(739d) A Quantitative Theory of Adsorptive Separation for the Electronic Sorting of Single-Walled Carbon Nanotubes

High surface area adsorbents, including amide baring surfaces, allow for separation of single walled carbon nanotubes (SWNT) through selective adsorption and desorption of different (n,m) chiral indices.  The mechanistic dependence on surfactant concentration and a full quantitative model of the elution order have not yet been developed.
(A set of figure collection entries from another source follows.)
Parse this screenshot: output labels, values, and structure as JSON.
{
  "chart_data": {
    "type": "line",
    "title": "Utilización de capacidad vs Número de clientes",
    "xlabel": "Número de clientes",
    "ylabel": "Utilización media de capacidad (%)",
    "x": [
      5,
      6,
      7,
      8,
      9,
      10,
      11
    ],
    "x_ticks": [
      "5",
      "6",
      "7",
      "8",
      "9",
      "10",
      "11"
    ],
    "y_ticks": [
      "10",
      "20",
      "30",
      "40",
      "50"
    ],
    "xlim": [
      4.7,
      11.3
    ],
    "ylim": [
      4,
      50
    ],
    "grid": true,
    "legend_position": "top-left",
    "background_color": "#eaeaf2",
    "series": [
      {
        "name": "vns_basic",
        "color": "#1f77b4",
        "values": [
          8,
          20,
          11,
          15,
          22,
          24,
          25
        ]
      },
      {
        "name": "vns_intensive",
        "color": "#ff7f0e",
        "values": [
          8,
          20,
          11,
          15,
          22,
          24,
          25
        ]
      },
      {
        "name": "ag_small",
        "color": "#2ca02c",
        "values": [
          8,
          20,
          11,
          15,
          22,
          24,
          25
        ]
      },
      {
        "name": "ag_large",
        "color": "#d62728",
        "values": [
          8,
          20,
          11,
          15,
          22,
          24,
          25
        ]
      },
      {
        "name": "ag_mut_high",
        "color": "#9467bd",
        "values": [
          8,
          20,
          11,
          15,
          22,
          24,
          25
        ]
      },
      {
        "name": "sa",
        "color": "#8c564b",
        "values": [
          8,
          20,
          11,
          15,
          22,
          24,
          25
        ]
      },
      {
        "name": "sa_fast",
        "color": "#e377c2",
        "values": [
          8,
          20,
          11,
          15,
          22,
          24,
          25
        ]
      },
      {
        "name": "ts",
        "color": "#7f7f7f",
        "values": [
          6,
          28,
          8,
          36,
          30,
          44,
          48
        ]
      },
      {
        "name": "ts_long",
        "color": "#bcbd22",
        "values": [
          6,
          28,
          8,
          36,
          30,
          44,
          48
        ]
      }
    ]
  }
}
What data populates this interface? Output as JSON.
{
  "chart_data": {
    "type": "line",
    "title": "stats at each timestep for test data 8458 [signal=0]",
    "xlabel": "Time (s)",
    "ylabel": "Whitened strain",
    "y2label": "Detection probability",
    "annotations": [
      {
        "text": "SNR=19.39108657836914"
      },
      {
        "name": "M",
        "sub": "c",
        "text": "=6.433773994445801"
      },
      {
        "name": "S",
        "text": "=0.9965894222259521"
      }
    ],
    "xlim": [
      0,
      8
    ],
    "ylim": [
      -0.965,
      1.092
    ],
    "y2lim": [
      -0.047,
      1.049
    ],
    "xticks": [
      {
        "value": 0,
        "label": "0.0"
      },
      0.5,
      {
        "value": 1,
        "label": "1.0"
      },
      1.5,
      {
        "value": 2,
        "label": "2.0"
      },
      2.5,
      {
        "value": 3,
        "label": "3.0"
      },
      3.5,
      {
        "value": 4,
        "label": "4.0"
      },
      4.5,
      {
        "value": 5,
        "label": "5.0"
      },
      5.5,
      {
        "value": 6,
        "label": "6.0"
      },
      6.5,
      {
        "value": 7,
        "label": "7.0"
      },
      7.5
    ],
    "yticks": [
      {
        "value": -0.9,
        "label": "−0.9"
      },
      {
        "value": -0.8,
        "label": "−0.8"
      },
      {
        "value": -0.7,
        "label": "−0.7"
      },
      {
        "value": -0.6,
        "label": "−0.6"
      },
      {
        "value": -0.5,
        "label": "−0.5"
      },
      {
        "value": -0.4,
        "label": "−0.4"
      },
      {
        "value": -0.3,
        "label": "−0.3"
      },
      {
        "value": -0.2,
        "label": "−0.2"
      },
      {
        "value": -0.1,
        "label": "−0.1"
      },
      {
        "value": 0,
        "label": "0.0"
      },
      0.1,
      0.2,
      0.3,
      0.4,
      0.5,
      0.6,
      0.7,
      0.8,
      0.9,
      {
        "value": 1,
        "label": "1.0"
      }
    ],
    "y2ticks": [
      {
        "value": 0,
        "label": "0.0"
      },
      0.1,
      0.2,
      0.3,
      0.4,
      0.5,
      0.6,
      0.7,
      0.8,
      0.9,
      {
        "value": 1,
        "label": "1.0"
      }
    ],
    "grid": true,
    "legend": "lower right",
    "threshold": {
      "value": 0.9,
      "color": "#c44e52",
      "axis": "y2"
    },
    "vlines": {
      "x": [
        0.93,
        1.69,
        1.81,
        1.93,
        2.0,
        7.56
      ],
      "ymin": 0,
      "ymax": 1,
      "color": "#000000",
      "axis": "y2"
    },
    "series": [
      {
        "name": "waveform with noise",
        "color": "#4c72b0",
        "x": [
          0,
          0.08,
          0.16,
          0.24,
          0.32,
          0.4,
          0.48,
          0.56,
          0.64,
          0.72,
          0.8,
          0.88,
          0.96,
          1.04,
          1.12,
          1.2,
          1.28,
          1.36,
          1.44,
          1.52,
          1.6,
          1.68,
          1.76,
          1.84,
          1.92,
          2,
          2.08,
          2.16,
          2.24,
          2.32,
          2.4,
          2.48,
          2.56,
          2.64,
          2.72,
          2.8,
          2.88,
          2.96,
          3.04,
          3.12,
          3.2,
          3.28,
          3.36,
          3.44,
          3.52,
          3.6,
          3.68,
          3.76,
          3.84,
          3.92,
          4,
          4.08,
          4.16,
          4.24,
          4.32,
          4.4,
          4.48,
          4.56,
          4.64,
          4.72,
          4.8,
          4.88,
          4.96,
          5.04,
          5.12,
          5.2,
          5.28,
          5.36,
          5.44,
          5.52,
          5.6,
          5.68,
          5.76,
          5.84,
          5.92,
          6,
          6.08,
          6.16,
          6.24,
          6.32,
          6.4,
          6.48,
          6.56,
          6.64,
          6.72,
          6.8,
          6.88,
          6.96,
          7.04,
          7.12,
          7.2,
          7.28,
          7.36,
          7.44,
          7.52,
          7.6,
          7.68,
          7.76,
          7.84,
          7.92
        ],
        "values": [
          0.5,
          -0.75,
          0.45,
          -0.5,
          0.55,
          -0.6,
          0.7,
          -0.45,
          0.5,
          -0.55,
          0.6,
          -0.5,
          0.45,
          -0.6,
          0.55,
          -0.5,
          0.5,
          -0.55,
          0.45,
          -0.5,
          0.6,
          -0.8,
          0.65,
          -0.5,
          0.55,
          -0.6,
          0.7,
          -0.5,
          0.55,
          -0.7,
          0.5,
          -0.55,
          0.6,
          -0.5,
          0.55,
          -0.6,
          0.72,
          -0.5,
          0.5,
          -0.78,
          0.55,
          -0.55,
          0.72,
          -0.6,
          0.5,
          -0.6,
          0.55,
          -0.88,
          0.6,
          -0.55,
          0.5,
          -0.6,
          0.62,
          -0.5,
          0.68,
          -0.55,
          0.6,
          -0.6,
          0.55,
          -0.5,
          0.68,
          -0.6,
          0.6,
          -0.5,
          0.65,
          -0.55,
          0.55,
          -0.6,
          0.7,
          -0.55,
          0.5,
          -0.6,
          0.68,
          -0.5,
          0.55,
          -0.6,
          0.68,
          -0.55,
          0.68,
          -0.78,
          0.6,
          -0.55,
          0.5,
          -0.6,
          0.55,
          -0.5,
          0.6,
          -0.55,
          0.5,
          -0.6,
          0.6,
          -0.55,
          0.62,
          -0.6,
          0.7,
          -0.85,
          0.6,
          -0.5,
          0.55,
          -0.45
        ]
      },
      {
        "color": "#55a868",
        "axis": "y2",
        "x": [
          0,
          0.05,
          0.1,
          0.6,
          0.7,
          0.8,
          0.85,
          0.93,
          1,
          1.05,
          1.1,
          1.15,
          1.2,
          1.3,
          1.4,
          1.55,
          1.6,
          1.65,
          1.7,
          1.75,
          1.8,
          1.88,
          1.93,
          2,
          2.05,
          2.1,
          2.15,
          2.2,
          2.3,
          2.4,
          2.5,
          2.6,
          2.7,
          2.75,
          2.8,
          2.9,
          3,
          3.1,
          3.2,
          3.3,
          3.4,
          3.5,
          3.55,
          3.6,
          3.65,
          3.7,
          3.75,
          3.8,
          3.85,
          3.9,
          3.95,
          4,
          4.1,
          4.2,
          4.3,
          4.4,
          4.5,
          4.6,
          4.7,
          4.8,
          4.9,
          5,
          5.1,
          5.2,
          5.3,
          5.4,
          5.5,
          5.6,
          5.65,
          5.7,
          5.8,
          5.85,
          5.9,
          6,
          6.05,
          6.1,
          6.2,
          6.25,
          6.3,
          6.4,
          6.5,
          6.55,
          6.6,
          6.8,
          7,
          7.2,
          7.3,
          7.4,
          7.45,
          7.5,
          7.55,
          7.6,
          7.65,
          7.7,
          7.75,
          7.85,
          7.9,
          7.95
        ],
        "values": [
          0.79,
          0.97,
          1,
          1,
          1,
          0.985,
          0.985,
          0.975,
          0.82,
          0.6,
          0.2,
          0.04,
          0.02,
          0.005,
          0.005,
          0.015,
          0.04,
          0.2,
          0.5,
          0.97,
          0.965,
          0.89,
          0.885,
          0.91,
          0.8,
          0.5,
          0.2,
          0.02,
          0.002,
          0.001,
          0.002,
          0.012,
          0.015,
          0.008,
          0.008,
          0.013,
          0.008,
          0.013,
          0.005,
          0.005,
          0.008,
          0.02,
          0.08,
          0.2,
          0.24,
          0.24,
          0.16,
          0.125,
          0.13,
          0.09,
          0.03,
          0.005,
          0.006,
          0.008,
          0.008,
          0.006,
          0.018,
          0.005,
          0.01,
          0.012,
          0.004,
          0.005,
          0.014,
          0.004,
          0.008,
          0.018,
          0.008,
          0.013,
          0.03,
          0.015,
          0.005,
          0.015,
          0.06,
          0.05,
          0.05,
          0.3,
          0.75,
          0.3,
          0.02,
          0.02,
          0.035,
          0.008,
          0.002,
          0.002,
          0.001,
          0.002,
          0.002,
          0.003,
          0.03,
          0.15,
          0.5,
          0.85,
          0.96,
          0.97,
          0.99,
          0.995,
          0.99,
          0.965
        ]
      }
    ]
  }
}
We develop a quantitative theory that describes the separation order and find kinetic rate constants of each SWNT chirality (n,m) based on the surfactant-induced, areal charge density, which ranges from 0.41 e^-/nm for (7,3) in 17mM sodium dodecyl sulfate (SDS) to 3.32 e^-/nm for (6,5) in 105mM SDS.  Adsorption onto the amide baring support is balanced by short distance hard-surface and long distance electrostatic repulsive SWNT/substrate forces, the latter of which we postulate is strongly dependent on surfactant concentration and ultimately leads to gel-based single-chirality semiconducting SWNT separation.  These molecular-scale properties are utilized to derive bulk-phase, forward adsorption rate constants for each SWNT chirality.  The resulting theory quantitatively describes the experimental elution profiles of 15 unique SWNT chiralities as a function of anionic surfactant concentration between 17 and 105mM, as well as phenomenological observations of the impact of varying preparatory conditions such as extent of ultrasonication and ultracentrifugation.  SWNT elution order and separation efficiency are primarily driven by the morphological change of SDS surfactant wrapping on the surface of the nanotube, mediated by SWNT chirality and the ionic strength of the surrounding medium.   This work provides a foundational understanding for high purity, preparative scale separation of as-produced SWNT mixtures into isolated, single-chirality fractions.